Why Bill Belichick Won't Fix the Disaster That Is Albert Haynesworth

Bill WashinskiContributor IIIJuly 28, 2011

Bill Belichick's history of "fixing" malcontents is highly over-rated. Although I credit him for being a phenomenal coach—the best in the league—the way he is portrayed as a draft genius and for his rehabilitation of "problem" players is sickeningly inaccurate.

The malcontent nature of Corey Dillon was highly exaggerated.  Dillon was nowhere near the reformation project that he was made out to be.  He was simply tired of playing for the Bengals and their apathetic approach towards competing.   Dillon was not the first and obviously not the last.  Chad Johnson tried to get out, and Carson Palmer chose to retire rather than play for them any longer. 

Moss came to the Patriots on the very cheap from the Raiders, perhaps the only team in the league with the same level of ineptitude as the Bengals.  He had a reputation for only playing hard when he was having the ball thrown to him—A LOT. 

Perhaps that is the reason why the 2007 Patriots set the record in points.  They consistently ran the score up on teams, when the game was already decided. 

The record of TD receptions Moss had in 2007 was accomplished because the Patriots would continue to throw the ball late in games, when most teams generally try to run out the clock to avoid potential injuries—and end the game quicker. 

But the Patriots wanted to keep Moss "happy."  Unless he was catching passes, he was not an asset.  He won't block for the running game or run hard routes to free up areas when not the primary receiver. 

It didn't take Moss long to revert to old habits of only contributing when "he got his."  The reality is that Moss simply played at his normal level—both the positive and the negative—as he did in Minnesota after a few down years.

Now it's Haynesworth who is the latest diva.  The reality about Haynesworth is that his reputation is as a selfish player that plays hard—but only when it is good for him. 

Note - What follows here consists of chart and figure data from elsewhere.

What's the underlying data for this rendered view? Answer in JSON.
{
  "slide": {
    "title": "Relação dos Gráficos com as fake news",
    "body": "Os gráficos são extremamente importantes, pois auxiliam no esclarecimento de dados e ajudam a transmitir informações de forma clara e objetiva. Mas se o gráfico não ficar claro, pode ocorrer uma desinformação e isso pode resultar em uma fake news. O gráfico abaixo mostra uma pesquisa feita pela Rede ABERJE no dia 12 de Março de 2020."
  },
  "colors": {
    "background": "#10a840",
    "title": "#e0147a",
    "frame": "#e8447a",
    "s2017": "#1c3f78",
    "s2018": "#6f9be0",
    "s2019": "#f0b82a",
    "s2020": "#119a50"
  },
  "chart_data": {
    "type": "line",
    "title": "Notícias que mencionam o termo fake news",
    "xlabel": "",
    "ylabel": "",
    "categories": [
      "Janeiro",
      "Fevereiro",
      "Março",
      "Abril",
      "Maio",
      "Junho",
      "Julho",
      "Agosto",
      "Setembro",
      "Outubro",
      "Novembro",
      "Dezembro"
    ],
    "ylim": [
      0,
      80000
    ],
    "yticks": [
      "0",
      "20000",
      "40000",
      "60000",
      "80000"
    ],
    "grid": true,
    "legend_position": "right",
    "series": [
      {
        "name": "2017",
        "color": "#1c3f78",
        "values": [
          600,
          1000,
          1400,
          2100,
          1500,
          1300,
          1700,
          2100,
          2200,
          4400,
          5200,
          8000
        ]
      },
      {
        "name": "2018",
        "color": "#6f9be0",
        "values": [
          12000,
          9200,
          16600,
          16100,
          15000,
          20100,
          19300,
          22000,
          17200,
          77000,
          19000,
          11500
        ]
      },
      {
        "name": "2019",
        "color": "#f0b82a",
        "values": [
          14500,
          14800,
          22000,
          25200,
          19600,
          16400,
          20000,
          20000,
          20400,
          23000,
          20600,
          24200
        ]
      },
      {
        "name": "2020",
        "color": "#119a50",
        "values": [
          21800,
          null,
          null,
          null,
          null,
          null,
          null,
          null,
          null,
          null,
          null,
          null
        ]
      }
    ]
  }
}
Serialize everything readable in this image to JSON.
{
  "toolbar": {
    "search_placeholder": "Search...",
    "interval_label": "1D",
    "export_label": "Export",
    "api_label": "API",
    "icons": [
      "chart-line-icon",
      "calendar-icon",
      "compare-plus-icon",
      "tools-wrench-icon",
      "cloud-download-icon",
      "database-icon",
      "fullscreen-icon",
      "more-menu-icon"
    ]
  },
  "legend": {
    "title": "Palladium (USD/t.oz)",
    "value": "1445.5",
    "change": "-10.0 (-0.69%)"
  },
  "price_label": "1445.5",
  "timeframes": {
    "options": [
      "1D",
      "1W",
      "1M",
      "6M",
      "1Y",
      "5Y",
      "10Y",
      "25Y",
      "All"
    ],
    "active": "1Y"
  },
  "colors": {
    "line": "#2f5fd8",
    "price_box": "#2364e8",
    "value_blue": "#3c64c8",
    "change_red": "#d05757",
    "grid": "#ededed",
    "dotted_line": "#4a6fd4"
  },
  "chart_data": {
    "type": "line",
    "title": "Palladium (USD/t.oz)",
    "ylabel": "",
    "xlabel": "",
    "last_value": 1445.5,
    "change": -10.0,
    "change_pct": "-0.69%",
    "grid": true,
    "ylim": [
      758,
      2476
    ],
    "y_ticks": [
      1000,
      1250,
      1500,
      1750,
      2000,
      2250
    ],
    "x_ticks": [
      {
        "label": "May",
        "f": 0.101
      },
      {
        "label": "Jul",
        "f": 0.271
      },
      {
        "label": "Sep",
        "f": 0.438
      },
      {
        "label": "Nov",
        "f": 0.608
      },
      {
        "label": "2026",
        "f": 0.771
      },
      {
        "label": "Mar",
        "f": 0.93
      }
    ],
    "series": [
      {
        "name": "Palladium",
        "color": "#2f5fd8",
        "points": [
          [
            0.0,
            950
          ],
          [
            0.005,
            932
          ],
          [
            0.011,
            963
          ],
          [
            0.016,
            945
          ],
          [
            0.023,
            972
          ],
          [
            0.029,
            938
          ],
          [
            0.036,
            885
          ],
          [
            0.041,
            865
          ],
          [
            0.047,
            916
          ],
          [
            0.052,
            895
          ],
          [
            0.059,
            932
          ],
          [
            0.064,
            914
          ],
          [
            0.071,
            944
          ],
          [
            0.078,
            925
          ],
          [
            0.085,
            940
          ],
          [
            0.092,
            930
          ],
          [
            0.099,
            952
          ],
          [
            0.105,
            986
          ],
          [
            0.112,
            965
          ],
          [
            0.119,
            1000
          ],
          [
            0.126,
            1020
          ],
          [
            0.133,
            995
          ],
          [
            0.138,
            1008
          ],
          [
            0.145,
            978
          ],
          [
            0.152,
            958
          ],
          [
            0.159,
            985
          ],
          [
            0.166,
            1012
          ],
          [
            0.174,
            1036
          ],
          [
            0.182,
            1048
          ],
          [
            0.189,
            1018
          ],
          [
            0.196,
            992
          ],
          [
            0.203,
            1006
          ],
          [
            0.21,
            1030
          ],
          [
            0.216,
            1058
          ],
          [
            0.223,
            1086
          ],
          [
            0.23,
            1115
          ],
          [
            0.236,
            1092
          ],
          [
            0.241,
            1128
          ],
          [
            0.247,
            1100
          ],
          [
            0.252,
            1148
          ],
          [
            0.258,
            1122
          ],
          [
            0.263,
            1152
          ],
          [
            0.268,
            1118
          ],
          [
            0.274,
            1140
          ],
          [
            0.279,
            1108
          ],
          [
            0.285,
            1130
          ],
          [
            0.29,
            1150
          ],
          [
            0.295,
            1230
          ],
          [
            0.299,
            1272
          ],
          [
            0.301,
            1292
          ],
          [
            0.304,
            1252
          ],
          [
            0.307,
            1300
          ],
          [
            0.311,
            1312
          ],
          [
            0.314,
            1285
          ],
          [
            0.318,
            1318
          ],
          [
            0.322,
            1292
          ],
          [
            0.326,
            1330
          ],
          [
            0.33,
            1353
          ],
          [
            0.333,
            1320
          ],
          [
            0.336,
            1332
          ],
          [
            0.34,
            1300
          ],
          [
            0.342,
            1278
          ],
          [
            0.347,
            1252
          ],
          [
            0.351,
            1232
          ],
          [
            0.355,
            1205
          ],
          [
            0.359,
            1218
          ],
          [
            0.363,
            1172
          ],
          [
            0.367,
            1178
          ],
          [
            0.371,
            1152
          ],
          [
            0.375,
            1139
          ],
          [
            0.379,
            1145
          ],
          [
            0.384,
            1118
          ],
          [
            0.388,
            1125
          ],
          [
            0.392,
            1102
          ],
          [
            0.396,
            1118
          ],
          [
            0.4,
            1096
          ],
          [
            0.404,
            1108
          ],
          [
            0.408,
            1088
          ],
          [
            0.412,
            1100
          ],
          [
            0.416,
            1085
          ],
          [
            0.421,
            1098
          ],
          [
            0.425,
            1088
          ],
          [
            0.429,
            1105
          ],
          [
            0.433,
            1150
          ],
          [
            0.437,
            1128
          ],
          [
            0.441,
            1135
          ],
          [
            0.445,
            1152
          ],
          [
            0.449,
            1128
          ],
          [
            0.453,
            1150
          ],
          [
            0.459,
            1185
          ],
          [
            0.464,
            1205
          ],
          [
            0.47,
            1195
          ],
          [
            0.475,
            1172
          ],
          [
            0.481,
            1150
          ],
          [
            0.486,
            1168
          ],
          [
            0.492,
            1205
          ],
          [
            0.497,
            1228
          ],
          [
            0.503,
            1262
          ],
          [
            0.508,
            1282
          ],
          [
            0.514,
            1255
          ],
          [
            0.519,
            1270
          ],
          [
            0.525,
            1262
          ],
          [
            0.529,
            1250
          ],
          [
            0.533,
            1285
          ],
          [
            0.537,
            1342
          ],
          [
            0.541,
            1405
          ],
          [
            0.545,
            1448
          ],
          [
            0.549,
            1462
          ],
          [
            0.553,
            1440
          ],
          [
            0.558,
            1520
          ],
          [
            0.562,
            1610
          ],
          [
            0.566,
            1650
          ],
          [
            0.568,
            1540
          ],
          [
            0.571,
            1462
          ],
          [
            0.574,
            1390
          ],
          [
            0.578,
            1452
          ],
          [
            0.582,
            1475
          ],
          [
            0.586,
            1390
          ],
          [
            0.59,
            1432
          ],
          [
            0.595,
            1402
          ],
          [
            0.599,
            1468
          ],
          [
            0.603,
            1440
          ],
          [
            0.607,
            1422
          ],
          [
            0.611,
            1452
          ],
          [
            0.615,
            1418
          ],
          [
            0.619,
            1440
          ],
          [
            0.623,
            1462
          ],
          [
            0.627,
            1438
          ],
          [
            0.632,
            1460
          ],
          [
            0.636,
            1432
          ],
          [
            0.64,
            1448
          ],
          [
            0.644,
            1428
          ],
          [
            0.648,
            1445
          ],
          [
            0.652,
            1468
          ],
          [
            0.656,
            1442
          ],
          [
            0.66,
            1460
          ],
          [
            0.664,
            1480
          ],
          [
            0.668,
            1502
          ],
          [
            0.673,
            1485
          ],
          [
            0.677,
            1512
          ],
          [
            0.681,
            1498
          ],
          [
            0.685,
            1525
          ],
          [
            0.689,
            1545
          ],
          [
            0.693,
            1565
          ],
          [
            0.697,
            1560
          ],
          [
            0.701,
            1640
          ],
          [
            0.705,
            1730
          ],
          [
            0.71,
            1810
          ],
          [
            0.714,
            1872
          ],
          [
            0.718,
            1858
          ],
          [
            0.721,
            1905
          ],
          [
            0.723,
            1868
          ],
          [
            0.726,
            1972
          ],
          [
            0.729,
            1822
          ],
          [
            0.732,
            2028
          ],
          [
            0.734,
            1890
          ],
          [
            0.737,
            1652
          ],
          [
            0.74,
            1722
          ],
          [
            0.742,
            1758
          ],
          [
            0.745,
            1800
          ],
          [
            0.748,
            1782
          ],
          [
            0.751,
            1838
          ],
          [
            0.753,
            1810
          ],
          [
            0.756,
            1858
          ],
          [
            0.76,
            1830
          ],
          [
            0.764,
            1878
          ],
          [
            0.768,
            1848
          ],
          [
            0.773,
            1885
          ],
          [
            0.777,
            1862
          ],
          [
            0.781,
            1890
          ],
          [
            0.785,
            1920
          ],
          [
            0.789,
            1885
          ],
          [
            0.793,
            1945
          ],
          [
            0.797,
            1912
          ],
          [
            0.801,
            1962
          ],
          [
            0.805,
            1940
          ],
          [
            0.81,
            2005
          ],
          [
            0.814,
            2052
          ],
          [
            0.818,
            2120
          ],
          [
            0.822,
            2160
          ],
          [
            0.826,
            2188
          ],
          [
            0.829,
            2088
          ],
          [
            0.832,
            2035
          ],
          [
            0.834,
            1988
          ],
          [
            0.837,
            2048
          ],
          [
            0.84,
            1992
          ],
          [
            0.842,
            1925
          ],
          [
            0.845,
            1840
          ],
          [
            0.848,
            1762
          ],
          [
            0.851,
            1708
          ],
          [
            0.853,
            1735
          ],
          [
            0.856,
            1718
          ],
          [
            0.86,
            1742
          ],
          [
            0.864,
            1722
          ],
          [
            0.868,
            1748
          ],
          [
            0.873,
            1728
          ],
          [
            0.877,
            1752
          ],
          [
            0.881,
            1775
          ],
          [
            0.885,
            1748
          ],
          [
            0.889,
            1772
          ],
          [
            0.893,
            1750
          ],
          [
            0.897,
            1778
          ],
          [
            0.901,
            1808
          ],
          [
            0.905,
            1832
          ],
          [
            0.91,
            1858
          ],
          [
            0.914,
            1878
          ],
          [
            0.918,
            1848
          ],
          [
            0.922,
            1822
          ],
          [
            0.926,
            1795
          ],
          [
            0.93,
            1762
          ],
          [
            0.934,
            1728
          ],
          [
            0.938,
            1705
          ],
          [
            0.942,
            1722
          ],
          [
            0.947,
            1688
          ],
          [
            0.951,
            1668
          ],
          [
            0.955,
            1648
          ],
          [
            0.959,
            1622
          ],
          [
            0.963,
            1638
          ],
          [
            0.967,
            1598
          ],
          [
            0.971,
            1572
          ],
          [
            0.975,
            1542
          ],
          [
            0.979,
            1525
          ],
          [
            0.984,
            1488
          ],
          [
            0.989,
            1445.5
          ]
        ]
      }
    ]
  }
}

The Patriots team that he is joining does not have a strong structure of proven veterans who have earned respect in the league.  There is no Mike Vrabel, Teddy Bruschi, Richard Seymour, Junior Seau or Rodney Harrison in that locker room. 

If you are expecting a self-serving and highly egotistical Haynesworth to automatically fall into line, when the defense around him is full of young players who weren't exactly that good last year (25th in the league in yards), you're deluding yourself.

To be fair/honest, Haynesworth will likely do pretty good this year and may even return to Pro Bowl level.  But do not expect him to be a long-term solution and morph into a great teammate and locker room leader—or make the Patriots D elite.  

Tigers don't change their stripes.  This guy has done multiple wrongs and has never learned to make himself better from any of these previous experiences.  That is not going to magically change simply because Bill Belichick is coaching.

The Patriots would have been better off keeping Richard Seymour, instead of trading him for a #1 pick that won't reach his potential until after Brady is retired.  And they are still going to have to address the contract issue—maybe not this year based on the conditions of the trade—but after the season.  The Patriots have also made a lot of players frustrated and outright angry by low-balling them, and Haynesworth will magnify those problems to the 100th degree.

Any benefits from this trade will be short lived and the consequences will over-weigh them in the end.  This is what happens when a team is run by one person rather than a collaborative effort, like when Pioli was in New England.